What You Should Know About Bulldog Barking
If you are the lucky owner of a bulldog, barking should not generally be a major problem in your household. There are, however, exceptions to every rule. Bulldog barking may be the result of many influences, but before the habit can be dealt with, it’s necessary to first identify the type of barking that occurs. This article details the different types of bulldog barking behaviors, and possible ways to help curb them.
Barking in Owner Absentia
Many dogs, even the best-behaved bulldogs, tend to bark when their owner is gone and the home is empty. This can be accompanied by other, often destructive behavior. This is not because the dog is bad, but rather because it is feeling intense anxiety while the household is empty.
If your dog is a perfect angel while you’re home, but your neighbors complain of barking while you’re at work, it is most likely a case of separation anxiety. Your dog doesn’t know what to do without you, and gets nervous and scared while you’re gone. These feelings may manifest through barking or tearing through the household. This can be remedied by teaching your dog that it is not the center of the universe. Be more dominant. Pay less attention. Go for mini outings and leave your dog at home so that it gradually gets used to being in an empty house.

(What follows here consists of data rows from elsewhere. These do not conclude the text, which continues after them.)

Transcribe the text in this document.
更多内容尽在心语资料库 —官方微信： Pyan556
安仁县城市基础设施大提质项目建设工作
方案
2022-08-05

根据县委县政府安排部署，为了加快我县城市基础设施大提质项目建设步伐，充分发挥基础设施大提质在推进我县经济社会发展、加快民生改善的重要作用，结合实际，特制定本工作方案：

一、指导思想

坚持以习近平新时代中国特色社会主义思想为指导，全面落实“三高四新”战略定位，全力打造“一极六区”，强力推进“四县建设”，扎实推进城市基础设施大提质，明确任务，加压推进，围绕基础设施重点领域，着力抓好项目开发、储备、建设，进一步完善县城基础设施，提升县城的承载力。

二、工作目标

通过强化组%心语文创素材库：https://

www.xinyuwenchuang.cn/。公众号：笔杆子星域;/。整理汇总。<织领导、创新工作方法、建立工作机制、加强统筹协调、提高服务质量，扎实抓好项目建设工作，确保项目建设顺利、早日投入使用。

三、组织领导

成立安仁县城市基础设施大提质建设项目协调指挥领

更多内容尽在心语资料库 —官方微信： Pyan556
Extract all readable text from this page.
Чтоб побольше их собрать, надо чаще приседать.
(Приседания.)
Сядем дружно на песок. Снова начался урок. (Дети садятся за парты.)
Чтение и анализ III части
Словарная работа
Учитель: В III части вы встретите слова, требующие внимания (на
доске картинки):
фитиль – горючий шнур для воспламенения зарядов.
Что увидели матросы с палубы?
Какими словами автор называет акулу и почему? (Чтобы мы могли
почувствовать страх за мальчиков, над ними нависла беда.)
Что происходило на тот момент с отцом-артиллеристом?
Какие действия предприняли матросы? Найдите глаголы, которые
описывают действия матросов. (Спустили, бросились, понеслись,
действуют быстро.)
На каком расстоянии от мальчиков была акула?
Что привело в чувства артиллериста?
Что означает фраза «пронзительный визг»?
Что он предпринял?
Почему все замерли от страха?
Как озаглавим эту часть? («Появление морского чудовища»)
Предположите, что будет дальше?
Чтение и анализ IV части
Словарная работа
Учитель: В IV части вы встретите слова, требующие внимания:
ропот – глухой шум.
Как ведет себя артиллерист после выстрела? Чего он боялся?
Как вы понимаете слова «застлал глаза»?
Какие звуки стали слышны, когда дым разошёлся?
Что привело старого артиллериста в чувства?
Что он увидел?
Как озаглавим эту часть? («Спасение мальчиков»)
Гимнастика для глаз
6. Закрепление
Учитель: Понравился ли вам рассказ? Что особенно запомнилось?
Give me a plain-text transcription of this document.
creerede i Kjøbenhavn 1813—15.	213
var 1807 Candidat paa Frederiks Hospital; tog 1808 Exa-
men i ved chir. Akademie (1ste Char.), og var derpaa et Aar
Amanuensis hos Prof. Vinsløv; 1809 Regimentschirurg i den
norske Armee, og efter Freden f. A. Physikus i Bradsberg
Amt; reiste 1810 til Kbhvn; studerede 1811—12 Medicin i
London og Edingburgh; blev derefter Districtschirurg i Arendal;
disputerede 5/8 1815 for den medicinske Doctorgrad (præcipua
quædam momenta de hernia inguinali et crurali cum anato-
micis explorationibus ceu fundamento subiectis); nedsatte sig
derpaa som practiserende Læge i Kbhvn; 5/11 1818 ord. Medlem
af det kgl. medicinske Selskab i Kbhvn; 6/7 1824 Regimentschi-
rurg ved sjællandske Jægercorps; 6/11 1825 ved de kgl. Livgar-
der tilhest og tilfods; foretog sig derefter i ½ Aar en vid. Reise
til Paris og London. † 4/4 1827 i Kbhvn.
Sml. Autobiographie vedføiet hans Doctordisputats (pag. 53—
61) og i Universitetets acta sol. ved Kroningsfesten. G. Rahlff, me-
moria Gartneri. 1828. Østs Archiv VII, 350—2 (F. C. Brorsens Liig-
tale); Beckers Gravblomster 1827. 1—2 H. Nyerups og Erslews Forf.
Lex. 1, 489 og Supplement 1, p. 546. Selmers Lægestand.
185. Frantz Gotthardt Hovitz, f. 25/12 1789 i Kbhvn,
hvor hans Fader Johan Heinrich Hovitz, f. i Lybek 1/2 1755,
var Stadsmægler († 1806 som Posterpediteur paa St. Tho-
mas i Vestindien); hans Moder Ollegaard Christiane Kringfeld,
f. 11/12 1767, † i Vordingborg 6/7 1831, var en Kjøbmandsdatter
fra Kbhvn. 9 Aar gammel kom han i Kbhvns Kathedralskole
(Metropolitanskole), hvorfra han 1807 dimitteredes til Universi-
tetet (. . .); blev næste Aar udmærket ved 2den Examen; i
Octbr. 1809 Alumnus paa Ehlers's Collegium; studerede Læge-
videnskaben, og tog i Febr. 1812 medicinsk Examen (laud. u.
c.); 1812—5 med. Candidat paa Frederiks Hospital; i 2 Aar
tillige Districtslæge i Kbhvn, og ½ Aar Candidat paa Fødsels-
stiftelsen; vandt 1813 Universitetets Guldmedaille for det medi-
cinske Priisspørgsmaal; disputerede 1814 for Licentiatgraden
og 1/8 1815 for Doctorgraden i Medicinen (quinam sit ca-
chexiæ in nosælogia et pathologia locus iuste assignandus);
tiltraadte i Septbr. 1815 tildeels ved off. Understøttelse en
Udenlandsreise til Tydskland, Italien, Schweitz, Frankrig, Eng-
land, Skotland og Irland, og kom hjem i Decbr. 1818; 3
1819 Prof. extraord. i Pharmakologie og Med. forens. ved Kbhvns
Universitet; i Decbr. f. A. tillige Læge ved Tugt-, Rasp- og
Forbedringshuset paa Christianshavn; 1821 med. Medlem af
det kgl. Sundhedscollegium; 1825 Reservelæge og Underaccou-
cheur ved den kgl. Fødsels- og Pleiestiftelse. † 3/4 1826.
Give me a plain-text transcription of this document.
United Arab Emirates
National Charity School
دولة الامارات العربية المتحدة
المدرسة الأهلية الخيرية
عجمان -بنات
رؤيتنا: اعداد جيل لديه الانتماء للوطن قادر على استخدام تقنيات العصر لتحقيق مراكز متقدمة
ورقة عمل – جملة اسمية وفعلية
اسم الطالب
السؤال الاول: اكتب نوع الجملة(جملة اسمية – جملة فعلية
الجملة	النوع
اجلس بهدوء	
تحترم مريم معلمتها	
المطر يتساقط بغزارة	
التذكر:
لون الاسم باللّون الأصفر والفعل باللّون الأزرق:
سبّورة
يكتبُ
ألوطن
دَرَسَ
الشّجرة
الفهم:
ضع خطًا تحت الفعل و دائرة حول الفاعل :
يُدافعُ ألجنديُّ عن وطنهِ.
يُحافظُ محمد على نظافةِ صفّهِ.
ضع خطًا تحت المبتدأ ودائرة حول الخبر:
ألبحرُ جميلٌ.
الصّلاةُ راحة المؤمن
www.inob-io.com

Although bulldogs are not typically overly excitable, they will occasionally develop this “perky” behavior. If your dog goes ballistic when it gets close to walking time, it may be because you have established a walking routine that it has learned and expects. Essentially, the dog has been conditioned to expect a walk at a particular time of the day. As that time nears, it is likely that your dog will realize it and become even more antsy.
This can be resolved by changing things up a bit. Instead of a walk in the park, take a jog around the block. Play a drool-laden game of fetch in the front yard. Consider taking Spike for a ride in the car on occasion as well. Also make sure that you change the time of day that these excursions take place. It will keep your dog guessing, and you won’t have any more preemptive barking fits of joy.
Attention Seeking Behavior
If you’ve got a barking bulldog on your hands, and no amount of muzzle holding, shushing, or yelling will stop it, you may have a dog that is simply demanding your attention. In cases such as this, the punishment is not viewed by the dog as discipline—rather, it’s a form of attention, and therefore exactly what your dog wants.
Behavior like this is generally caused by an off-balance owner/dog relationship dynamic, as is most behavioral problems. The most effective thing you can do in this situation is to re-establish yourself as the dominant party of the house, and teach your bulldog that its demands for attention will go ignored. You may have to endure a week or so of incessant barking, but your little furry friend will eventually learn that barking will not garner attention.
Guard Dog Barking
A dog that alerts its family to an intruder is a wonderful family addition indeed. Sometimes, however, the guard dog mentality and behavior can become a bit overzealous at times, and your normally well-tempered pet may turn into a bulldog barking machine. Even if you come to the rescue, your dog may still persist in barking, and this is when there is a problem.
If your dog continually barks at strangers and visitors it is because he has assumed the lead dog role. As stated above, this is not good. It is the owner’s responsibility to be the one in charge, the alpha dog.